If you can identify files you are receiving with some uniqueIDs like (say date/time), start creating yaml files like this:

yaml filename : hubble1_20250104_050000.yaml

And create content of this yaml like this:

params: 
  - UNIQUE_ID: hubble1_20250104_050000
steps:
  - name: backend_science_processing
    command: python /home/sciwork/bin/sci_proc_driver.py $UNIQUE_ID

You can include more steps based on your processing pipeline.
And use the param UNIQUE_ID passed as command line argument for creating the filename to initiate the processing in the driver code and pass it into the python kwarg dict to be used in sci_backend_processing(**kwargs)

The one that you mentioning your code as

file = kwargs["file"]

Next write an ingestor program that runs as daemon that keeps watching the input directory area waiting for new files to arrive and create such yaml for every new file that arrives from a template yaml stored in a fixed location and keeps changing params in yaml based on the file that you want to process. And copy it to DAG_PATH. Let me know if you any queries about this ingestor program. This is something we wrote outside dagu. We used go in the pursuit of learning this language but it can written in any language like python, C++ or even using bash scripting.

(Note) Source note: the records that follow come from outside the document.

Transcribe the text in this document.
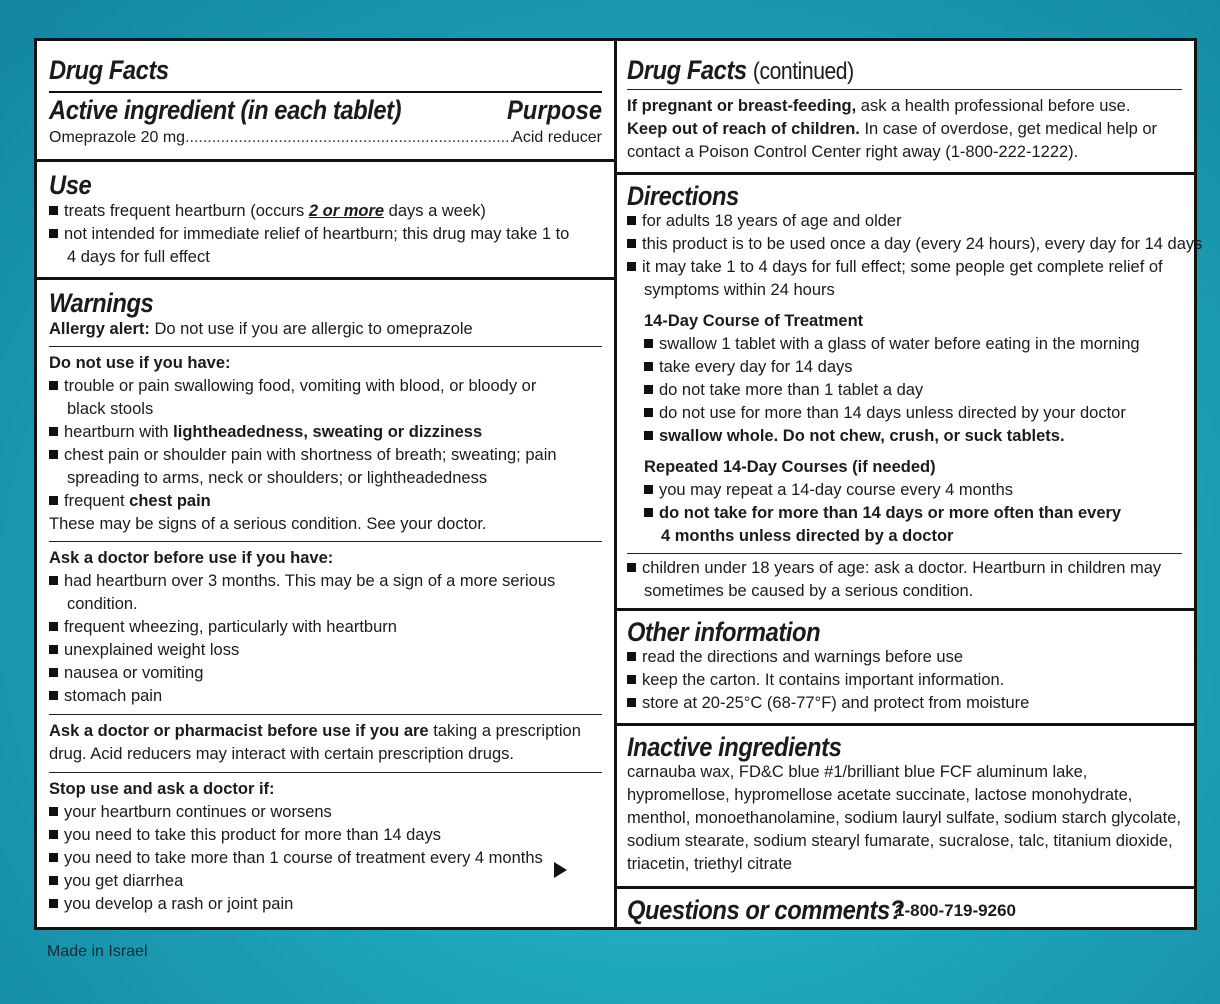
Drug Facts
Active ingredient (in each tablet)	Purpose
Omeprazole 20 mg
.....	Acid reducer
Use
treats frequent heartburn (occurs 2 or more days a week)
not intended for immediate relief of heartburn; this drug may take 1 to
4 days for full effect
Warnings
Allergy alert: Do not use if you are allergic to omeprazole
Do not use if you have:
trouble or pain swallowing food, vomiting with blood, or bloody or
black stools
heartburn with lightheadedness, sweating or dizziness
chest pain or shoulder pain with shortness of breath; sweating; pain
spreading to arms, neck or shoulders; or lightheadedness
frequent chest pain
These may be signs of a serious condition. See your doctor.
Ask a doctor before use if you have:
had heartburn over 3 months. This may be a sign of a more serious
condition.
frequent wheezing, particularly with heartburn
unexplained weight loss
nausea or vomiting
stomach pain
Ask a doctor or pharmacist before use if you are taking a prescription
drug. Acid reducers may interact with certain prescription drugs.
Stop use and ask a doctor if:
your heartburn continues or worsens
you need to take this product for more than 14 days
you need to take more than 1 course of treatment every 4 months
you get diarrhea
you develop a rash or joint pain
Drug Facts (continued)
If pregnant or breast-feeding, ask a health professional before use.
Keep out of reach of children. In case of overdose, get medical help or
contact a Poison Control Center right away (1-800-222-1222).
Directions
for adults 18 years of age and older
this product is to be used once a day (every 24 hours), every day for 14 days
it may take 1 to 4 days for full effect; some people get complete relief of
symptoms within 24 hours
14-Day Course of Treatment
swallow 1 tablet with a glass of water before eating in the morning
take every day for 14 days
do not take more than 1 tablet a day
do not use for more than 14 days unless directed by your doctor
swallow whole. Do not chew, crush, or suck tablets.
Repeated 14-Day Courses (if needed)
you may repeat a 14-day course every 4 months
do not take for more than 14 days or more often than every
4 months unless directed by a doctor
children under 18 years of age: ask a doctor. Heartburn in children may
sometimes be caused by a serious condition.
Other information
read the directions and warnings before use
keep the carton. It contains important information.
store at 20-25°C (68-77°F) and protect from moisture
Inactive ingredients
carnauba wax, FD&C blue #1/brilliant blue FCF aluminum lake,
hypromellose, hypromellose acetate succinate, lactose monohydrate,
menthol, monoethanolamine, sodium lauryl sulfate, sodium starch glycolate,
sodium stearate, sodium stearyl fumarate, sucralose, talc, titanium dioxide,
triacetin, triethyl citrate
Questions or comments?
1-800-719-9260
Made in Israel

And then you can create a post request in the the ingestor program to start processing for that yaml. For creating post requests that initiate dagu processing, refer to:

https://dagu.readthedocs.io/en/latest/rest.html#submit-dag-action-post-api-v1-dags-name

For example, using curl

curl -H 'Content-Type: application/json' -d '{"Action": "start"}' -X POST http://ip:port/api/v1/dags/dagname

depending on whether you are running it as http or https, you can change dagu url.
Thus you can ingest as many files as you want.
Once proof of concept is cleared, you can put this daemon as a systemd service.

Just one query how you are monitoring the input files for arrival.